Hezbollah fighters have pulled back since seizing parts of Lebanon’s capital, but their brazen display has made one thing clear — a private army blamed for terrorist attacks on Western interests and dedicated to the destruction of Israel will be a fixture in this weakened country for a long time.
Lebanon is an ideal incubator for Hezbollah’s military clout, just as Afghanistan served al-Qaeda. Lebanon’s US-funded military does not interfere with the thousands of rockets and missiles that militants are believed to have hidden in basements and bunkers throughout Shiite Muslim areas of the tiny country.
Hezbollah’s refusal to discuss disarmament at talks with Lebanese factions in Qatar last week means it has formidable firepower to unleash at will. This could have wider implications, given Hezbollah’s summer war with Israel two years ago, though some Lebanese suspect Hezbollah’s main objectives include local power grabs and settling ethnic scores.

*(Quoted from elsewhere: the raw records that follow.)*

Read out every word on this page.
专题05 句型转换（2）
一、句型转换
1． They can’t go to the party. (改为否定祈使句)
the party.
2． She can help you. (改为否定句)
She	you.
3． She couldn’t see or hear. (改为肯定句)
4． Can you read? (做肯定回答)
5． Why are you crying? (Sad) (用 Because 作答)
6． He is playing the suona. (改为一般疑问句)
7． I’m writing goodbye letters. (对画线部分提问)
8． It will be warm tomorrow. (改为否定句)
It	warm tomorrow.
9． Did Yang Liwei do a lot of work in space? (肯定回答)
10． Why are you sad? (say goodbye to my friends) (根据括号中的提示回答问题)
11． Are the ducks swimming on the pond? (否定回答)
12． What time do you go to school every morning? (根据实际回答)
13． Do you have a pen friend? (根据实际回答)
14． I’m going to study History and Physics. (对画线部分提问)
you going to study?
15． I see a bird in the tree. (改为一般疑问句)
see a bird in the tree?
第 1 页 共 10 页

“Hezbollah’s mask has dropped,” said Ayman Kharma, a Sunni Muslim cleric whose fourth-floor apartment in the northern city of Tripoli was blasted during fighting this month with a militia allied to Hezbollah. “We were in favor of Hezbollah when it was fighting Israel. Now we see it from the inside.”
Kharma was talking about the sectarian tone of the violence, with Shiite militants from Hezbollah targeting Sunnis tied to the government. He spoke in the blackened wreckage of what was his living room, littered with fragments of rocket-propelled grenades.
Hezbollah says its chief goal is to fight Israel and its combat record — burnished by the 2006 war — has earned it respect throughout the Arab world. The attire of a Shiite fighter in the recent fighting in Lebanon testified to past and present conflicts — an Israeli helmet, green fatigues with a “US Army” stamp, a black T-shirt and an American-made M4 carbine with a telescopic sight.
Witnesses say Hezbollah fighters used rocket-propelled grenades and automatic rifles, but refrained from shelling parts of Beirut with mortars, which would have threatened civilians for minimal military gain.
The witnesses said militants handed out mobile phone numbers to shopkeepers, telling them to call if anyone attacked their stores.
Hashim Jaber, a former brigadier general in the Lebanese army, described many Hezbollah combatants as “grade C, grade B” operatives who acted like military policemen, supervising unruly fighters from allied militias.
Unlike Sunni al-Qaeda, Shiite Hezbollah is a social and political movement inspired by Iran’s Islamic revolution. It has stepped back from the spectacular bombings, kidnappings and hijackings in which it was implicated in the 1980s and 1990s, but praises Palestinian suicide bombers and helps the Palestinian group Hamas, which has repeatedly fired rockets into Israel.
The US lists Hezbollah as a terrorist group and denounces suspected aid by Iran and Syria. Washington also says al-Qaeda have taken advantage of instability to infiltrate Lebanon, where extremism breeds in Palestinian refugee camps.
Hezbollah says it does not have a foreign branch, but it is believed to have operatives and fund raisers as far afield as Latin America, and among other Shiite Muslim communities in Lebanon’s diaspora of more than 10 million.